Quel canal spécialisé est le plus susceptible d’enrichir la structure culturelle du Canada, selon vous: le Canal évasion ou le Réseau des arts?

Pour les bonzes du CRTC, il n’y a pas de doute: c’est le Canal évasion.

Vous me direz que Télé-Québec diffuse déjà un certain nombre de documents qui ont été présentés sur les ondes d’Arte, comme l’excellente série Les Cent Photos du siècle; que Musimax donne dans le classique et le world beat; que Canal D et TV5 présentent parfois des documentaires de bonne qualité.

N’empêche…

Avait-on vraiment besoin d’un canal sur le tourisme?

Et puis, entre vous et moi, on peut bien avoir deux ou trois canaux à vocation culturelle, non? C’est quand même pas le Pérou!
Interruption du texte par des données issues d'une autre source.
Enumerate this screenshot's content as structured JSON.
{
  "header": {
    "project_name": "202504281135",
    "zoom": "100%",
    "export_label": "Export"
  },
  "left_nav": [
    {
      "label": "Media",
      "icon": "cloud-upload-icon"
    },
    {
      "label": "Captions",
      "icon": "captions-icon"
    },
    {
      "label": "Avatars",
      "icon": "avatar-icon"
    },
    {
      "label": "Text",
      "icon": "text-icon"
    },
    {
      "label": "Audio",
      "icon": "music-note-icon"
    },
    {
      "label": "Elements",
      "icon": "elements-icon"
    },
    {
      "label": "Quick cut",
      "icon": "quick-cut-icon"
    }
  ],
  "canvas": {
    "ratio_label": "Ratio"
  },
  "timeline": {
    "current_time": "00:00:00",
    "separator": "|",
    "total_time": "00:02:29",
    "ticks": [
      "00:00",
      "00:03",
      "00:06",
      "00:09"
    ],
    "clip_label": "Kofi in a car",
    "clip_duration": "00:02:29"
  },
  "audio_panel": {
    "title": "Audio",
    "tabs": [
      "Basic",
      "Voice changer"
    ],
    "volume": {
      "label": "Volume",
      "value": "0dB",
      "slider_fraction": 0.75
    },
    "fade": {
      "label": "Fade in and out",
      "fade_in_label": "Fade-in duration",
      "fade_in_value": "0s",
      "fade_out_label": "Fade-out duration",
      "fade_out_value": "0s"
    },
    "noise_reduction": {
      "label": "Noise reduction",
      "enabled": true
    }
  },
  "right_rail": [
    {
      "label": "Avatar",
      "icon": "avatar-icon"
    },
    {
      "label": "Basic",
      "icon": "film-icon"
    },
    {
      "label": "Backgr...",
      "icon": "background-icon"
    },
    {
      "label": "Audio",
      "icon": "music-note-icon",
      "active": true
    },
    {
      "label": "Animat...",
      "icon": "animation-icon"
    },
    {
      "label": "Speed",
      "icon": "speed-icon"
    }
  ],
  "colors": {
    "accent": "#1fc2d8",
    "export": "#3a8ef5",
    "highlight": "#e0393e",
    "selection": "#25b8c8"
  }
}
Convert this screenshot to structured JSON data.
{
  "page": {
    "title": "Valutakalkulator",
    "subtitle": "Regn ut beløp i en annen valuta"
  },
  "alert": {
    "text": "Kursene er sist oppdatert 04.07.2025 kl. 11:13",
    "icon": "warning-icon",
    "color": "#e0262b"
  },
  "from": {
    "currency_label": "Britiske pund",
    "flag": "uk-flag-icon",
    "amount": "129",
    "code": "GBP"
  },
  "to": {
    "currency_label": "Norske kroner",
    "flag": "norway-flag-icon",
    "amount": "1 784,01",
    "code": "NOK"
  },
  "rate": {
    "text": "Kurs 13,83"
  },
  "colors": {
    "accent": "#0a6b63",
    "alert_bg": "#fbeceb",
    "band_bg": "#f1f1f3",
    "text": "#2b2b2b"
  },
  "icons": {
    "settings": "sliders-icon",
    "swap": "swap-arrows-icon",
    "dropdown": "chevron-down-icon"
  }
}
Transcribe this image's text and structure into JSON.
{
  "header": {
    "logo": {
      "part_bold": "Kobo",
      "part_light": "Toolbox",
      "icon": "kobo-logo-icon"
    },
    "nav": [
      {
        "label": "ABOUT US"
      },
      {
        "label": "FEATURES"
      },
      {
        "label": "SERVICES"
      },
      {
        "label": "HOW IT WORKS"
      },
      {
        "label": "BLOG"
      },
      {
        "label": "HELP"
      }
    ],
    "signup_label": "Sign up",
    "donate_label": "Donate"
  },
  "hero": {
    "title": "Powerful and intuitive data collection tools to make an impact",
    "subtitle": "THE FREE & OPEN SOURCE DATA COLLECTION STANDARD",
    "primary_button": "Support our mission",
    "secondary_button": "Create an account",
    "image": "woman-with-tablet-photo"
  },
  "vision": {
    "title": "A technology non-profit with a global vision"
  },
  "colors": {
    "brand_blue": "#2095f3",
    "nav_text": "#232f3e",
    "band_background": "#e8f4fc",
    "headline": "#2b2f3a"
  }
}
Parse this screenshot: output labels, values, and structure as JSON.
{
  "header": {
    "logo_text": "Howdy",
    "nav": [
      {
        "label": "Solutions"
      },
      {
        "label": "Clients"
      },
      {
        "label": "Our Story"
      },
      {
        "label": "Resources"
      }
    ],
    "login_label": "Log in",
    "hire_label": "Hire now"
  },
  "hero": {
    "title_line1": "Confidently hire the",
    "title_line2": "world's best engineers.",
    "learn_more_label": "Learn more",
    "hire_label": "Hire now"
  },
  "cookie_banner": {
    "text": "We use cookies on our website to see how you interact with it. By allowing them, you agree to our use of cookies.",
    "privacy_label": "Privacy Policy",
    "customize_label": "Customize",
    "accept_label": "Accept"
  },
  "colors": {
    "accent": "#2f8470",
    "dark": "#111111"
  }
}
D’un côté, on réduit les budgets de Radio-Canada, l’obligeant à se tourner vers les commanditaires pour garnir ses coffres. De l’autre, on déplore le «tournant commercial» de la station, et on lui refuse son projet de Réseau des arts, sous prétexte qu’elle n’a pas besoin de créer une chaîne «ghetto» pour diffuser des documentaires culturels!

Bonjour l’hypocrisie!

Plus on sabre dans les budgets de Radio-Canada, plus on la rend dépendante des cotes d’écoute. Plus elle est dépendante des cotes d’écoute, moins elle peut se permettre de diffuser des émissions «pointues», et plus elle s’éloigne de son mandat original. Ce n’est pas sorcier!

Le Réseau des arts, ce n’était pas un luxe ou un caprice: c’était une façon, pour Radio-Canada, de remplir une partie de son mandat, qu’elle ne peut plus remplir dans les conditions actuelles. Malheureusement, au lieu de lui donner les outils nécessaires à son développement, le CRTC lui a tiré le tapis sous les pieds.

On voudrait tuer la télé publique qu’on ne s’y prendrait pas autrement.